Na verdade, a humanidade tem usado o isolamento em rituais há milhares de anos. Algumas das pinturas rupestres mais antigas foram encontradas em lugares escuros nos recônditos mais profundos de cavernas, sugerindo que esses eram locais de práticas xamânicas ou cerimônias religiosas. Há inúmeros relatos de ritos de passagem em diferentes tribos do mundo em que o indivíduo fica isolado durante dias, semanas ou meses em uma oca, no meio do mato ou caverna, período em que tem pouco ou nenhum contato com o resto da tribo.

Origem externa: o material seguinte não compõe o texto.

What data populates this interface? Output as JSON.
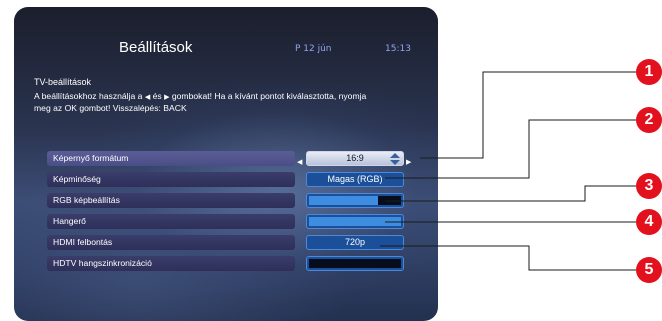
{
  "header": {
    "title": "Beállítások",
    "date": "P 12 jún",
    "time": "15:13"
  },
  "section": {
    "title": "TV-beállítások",
    "instruction_part1": "A beállításokhoz használja a",
    "left_glyph": "◀",
    "and_word": "és",
    "right_glyph": "▶",
    "instruction_part2": "gombokat! Ha a kívánt pontot kiválasztotta, nyomja meg az OK gombot! Visszalépés: BACK"
  },
  "settings": [
    {
      "label": "Képernyő formátum",
      "value": "16:9",
      "selected": true
    },
    {
      "label": "Képminőség",
      "value": "Magas (RGB)"
    },
    {
      "label": "RGB képbeállítás",
      "level": 0.75
    },
    {
      "label": "Hangerő",
      "level": 1.0
    },
    {
      "label": "HDMI felbontás",
      "value": "720p"
    },
    {
      "label": "HDTV hangszinkronizáció",
      "level": 0.0
    }
  ],
  "callouts": [
    "1",
    "2",
    "3",
    "4",
    "5"
  ],
  "colors": {
    "callout": "#e3101d",
    "value_bg": "#1c4f9a",
    "label_bg": "#2e305a",
    "accent_text": "#8fa6ee"
  }
}
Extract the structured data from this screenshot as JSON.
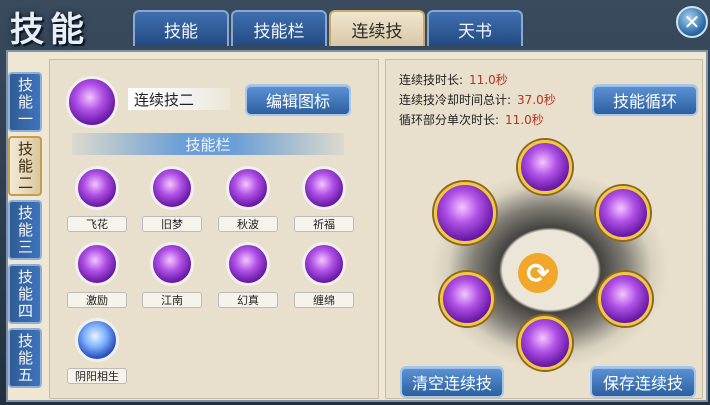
{
  "window": {
    "title": "技能"
  },
  "tabs": [
    {
      "label": "技能",
      "active": false
    },
    {
      "label": "技能栏",
      "active": false
    },
    {
      "label": "连续技",
      "active": true
    },
    {
      "label": "天书",
      "active": false
    }
  ],
  "close_icon": "close-icon",
  "side_tabs": [
    {
      "label": "技能一",
      "active": false
    },
    {
      "label": "技能二",
      "active": true
    },
    {
      "label": "技能三",
      "active": false
    },
    {
      "label": "技能四",
      "active": false
    },
    {
      "label": "技能五",
      "active": false
    }
  ],
  "combo": {
    "name": "连续技二",
    "edit_icon_button": "编辑图标",
    "skillbar_header": "技能栏",
    "skills": [
      "飞花",
      "旧梦",
      "秋波",
      "祈福",
      "激励",
      "江南",
      "幻真",
      "缠绵",
      "阴阳相生"
    ]
  },
  "stats": [
    {
      "label": "连续技时长:",
      "value": "11.0秒"
    },
    {
      "label": "连续技冷却时间总计:",
      "value": "37.0秒"
    },
    {
      "label": "循环部分单次时长:",
      "value": "11.0秒"
    }
  ],
  "right": {
    "cycle_button": "技能循环",
    "clear_button": "清空连续技",
    "save_button": "保存连续技",
    "refresh_icon": "refresh-icon"
  },
  "colors": {
    "accent_blue": "#2d5f9e",
    "value_red": "#b5331b",
    "gold": "#f4c644",
    "panel": "#e8e0cc"
  }
}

Ao se isolar dos estímulos e distrações do dia a dia, a pessoa acaba trazendo mais consciência e entrando em maior contato com o seu próprio inconsciente, o que pode ser bastante desafiador, mas também uma grande fonte de aprendizado e insights. Além disso, com a diminuição das distrações, a intuição é fortalecida e os sentidos tendem a ficar mais afiados e aguçados — passamos a perceber com maior nitidez e clareza as cores, tons, sabores, texturas, odores e outras sensações que chegam a nós a todo instante.

Paradoxalmente, ao nos “isolarmos” do mundo (mesmo que apenas sentados de olhos fechados, em nosso quarto, por meia hora), podemos aumentar a consciência ou percepção desse mesmo mundo. Além disso, ao praticar o isolamento por períodos mais longos, como em retiros de meditação, a tendência é a pessoa desenvolver uma maior resiliência e independência emocional.

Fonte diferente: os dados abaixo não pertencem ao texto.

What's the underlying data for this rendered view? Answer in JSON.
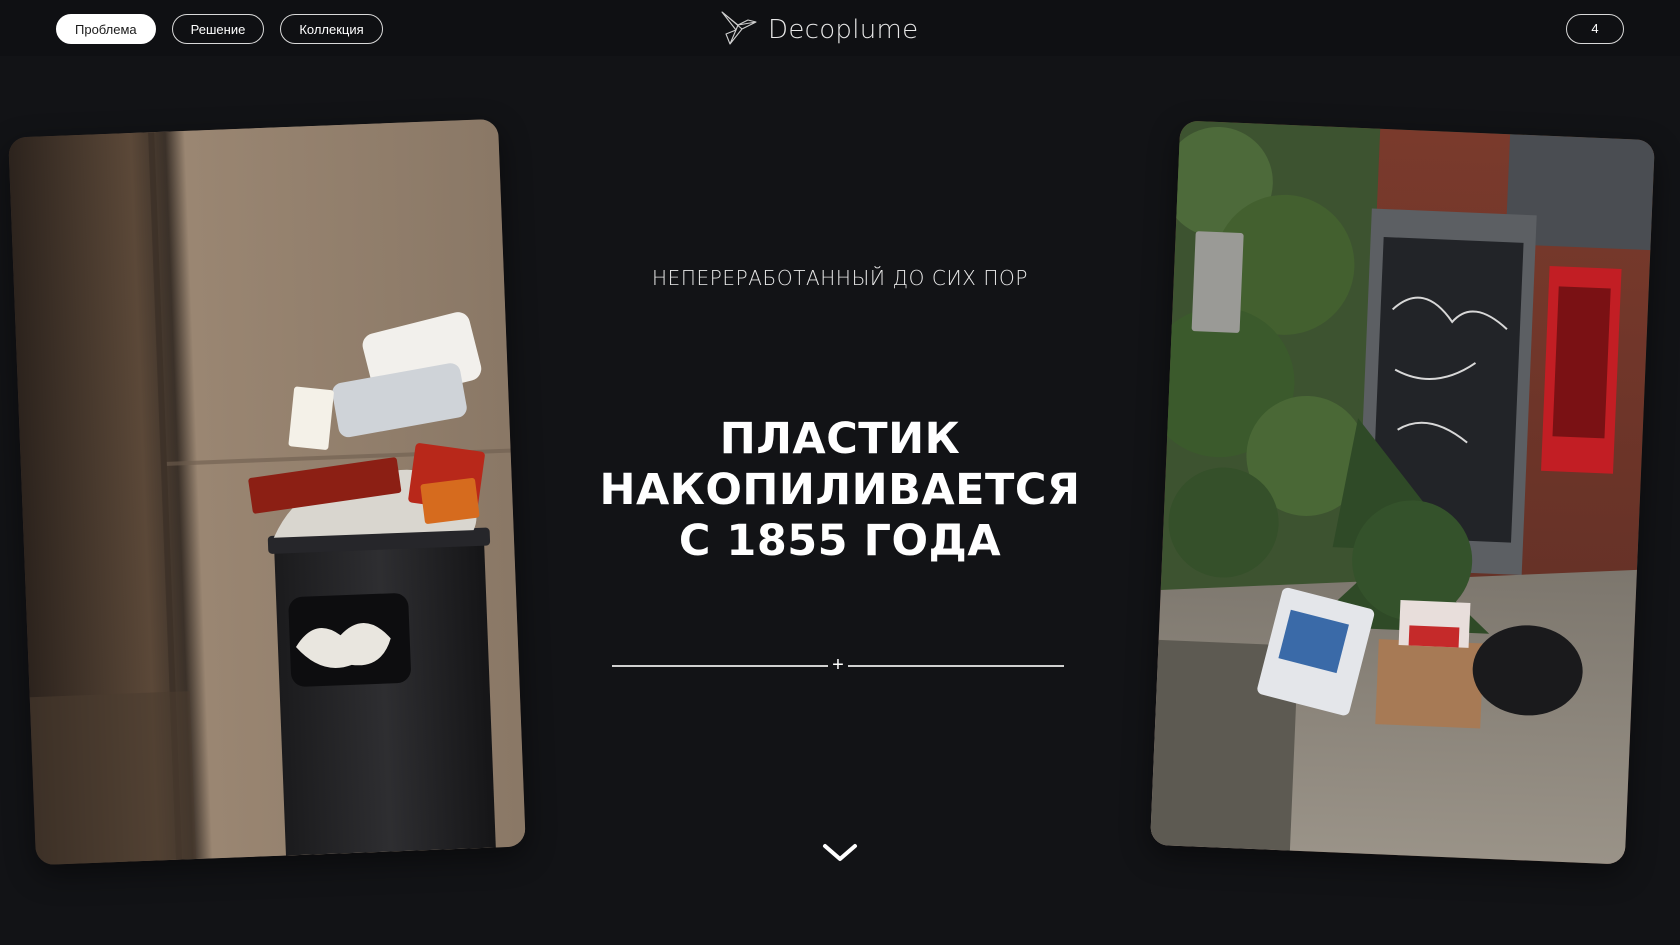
{
  "nav": {
    "items": [
      {
        "label": "Проблема",
        "active": true
      },
      {
        "label": "Решение",
        "active": false
      },
      {
        "label": "Коллекция",
        "active": false
      }
    ]
  },
  "brand": {
    "name": "Decoplume",
    "icon": "bird-logo-icon"
  },
  "counter": {
    "value": "4"
  },
  "hero": {
    "subtitle": "НЕПЕРЕРАБОТАННЫЙ ДО СИХ ПОР",
    "headline_lines": [
      "ПЛАСТИК",
      "НАКОПИЛИВАЕТСЯ",
      "С 1855 ГОДА"
    ],
    "divider_symbol": "+",
    "scroll_icon": "chevron-down-icon"
  },
  "images": {
    "left": {
      "subject": "overflowing-trash-bin-photo"
    },
    "right": {
      "subject": "street-garbage-phone-booth-photo"
    }
  },
  "colors": {
    "background": "#121316",
    "text": "#ffffff",
    "pill_active_bg": "#ffffff",
    "pill_border": "#d9d9d9"
  }
}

Retiro de meditação, no zen budismo japonês, é chamado de 接心 (sesshin). O ideograma 接 significa tocar, enquanto 心 significa coração/mente (em japonês, a mesma palavra representa essas duas coisas). O retiro de meditação é, portanto, uma forma de entrar em contato com o coração/mente.

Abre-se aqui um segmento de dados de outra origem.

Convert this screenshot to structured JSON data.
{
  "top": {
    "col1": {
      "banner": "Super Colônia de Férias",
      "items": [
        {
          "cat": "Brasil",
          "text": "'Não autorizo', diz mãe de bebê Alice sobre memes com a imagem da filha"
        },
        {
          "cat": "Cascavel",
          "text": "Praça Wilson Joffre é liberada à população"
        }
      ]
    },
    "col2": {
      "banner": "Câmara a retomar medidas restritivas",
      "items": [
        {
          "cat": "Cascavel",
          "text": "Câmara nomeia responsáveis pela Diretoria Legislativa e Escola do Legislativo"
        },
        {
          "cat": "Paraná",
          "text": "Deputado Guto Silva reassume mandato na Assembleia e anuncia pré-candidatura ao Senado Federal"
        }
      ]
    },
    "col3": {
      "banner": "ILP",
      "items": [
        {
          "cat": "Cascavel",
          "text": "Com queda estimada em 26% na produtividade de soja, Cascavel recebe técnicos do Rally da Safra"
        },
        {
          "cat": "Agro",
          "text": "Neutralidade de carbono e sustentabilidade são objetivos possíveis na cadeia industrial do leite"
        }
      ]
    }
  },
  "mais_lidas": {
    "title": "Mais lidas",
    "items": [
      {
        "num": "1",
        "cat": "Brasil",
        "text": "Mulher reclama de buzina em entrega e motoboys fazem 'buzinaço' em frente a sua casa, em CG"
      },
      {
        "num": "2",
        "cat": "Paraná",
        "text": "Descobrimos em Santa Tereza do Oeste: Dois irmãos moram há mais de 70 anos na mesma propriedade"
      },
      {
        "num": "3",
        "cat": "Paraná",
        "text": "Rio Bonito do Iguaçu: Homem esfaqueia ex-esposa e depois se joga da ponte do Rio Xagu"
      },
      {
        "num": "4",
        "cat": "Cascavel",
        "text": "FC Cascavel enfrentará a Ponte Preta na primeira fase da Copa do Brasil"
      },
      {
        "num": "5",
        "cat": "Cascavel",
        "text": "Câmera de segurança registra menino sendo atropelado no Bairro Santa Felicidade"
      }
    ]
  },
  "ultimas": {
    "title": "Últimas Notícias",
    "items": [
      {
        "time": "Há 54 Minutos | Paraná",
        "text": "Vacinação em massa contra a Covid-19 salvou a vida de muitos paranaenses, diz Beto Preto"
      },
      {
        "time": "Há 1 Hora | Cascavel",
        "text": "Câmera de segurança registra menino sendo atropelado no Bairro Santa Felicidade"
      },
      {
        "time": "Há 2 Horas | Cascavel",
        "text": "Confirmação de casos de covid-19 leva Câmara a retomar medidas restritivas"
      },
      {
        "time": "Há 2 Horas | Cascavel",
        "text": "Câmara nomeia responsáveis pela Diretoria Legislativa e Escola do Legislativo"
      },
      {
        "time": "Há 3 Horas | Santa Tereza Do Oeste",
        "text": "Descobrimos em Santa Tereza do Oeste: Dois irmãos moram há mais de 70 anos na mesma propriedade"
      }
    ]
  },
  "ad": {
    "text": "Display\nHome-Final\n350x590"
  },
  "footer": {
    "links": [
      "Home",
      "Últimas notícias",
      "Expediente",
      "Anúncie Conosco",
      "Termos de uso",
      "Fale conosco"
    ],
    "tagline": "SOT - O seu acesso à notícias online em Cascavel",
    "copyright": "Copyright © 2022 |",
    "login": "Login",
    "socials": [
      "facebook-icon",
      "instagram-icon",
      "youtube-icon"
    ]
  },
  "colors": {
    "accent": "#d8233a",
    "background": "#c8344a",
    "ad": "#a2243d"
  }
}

No templo de Antaiji, onde morei por dois anos, nos primeiros cinco dias de cada mês (com exceção de janeiro e agosto) são praticados retiros com sessões de meditação que vão das 4h da manhã às 9h da noite, com intervalos para duas refeições. A instrução básica na meditação é deixar que os pensamentos venham e vão, mantendo o foco no “corpo de carne e osso”.

Em outras palavras, sentados (ou andando) com uma postura estável, conscientes da respiração, batimento cardíaco, sons, cheiros, cores (no zen, os olhos ficam semiabertos), ou da pessoa roncando ao lado, percebemos o surgimento dos pensamentos e emoções, mas deixamos eles irem, sem apego. No entanto, isso é muito mais fácil dizer do que realmente praticar. O retiro, então, tem como objetivo ser um aprendizado “na marra”.

A ideia é que a pessoa, após ficar sentada imóvel, em silêncio, durante quase quinze horas por dia, por dias seguidos, finalmente perceba que viver constantemente perseguindo os próprios pensamentos é algo enlouquecedor, além de extremamente desgastante. Isso soa familiar? Pois é, é assim que geralmente vivemos nossas vidas, e acredito que isso esteja ficando cada vez mais claro para mais pessoas ao longo desse grande período de isolamento.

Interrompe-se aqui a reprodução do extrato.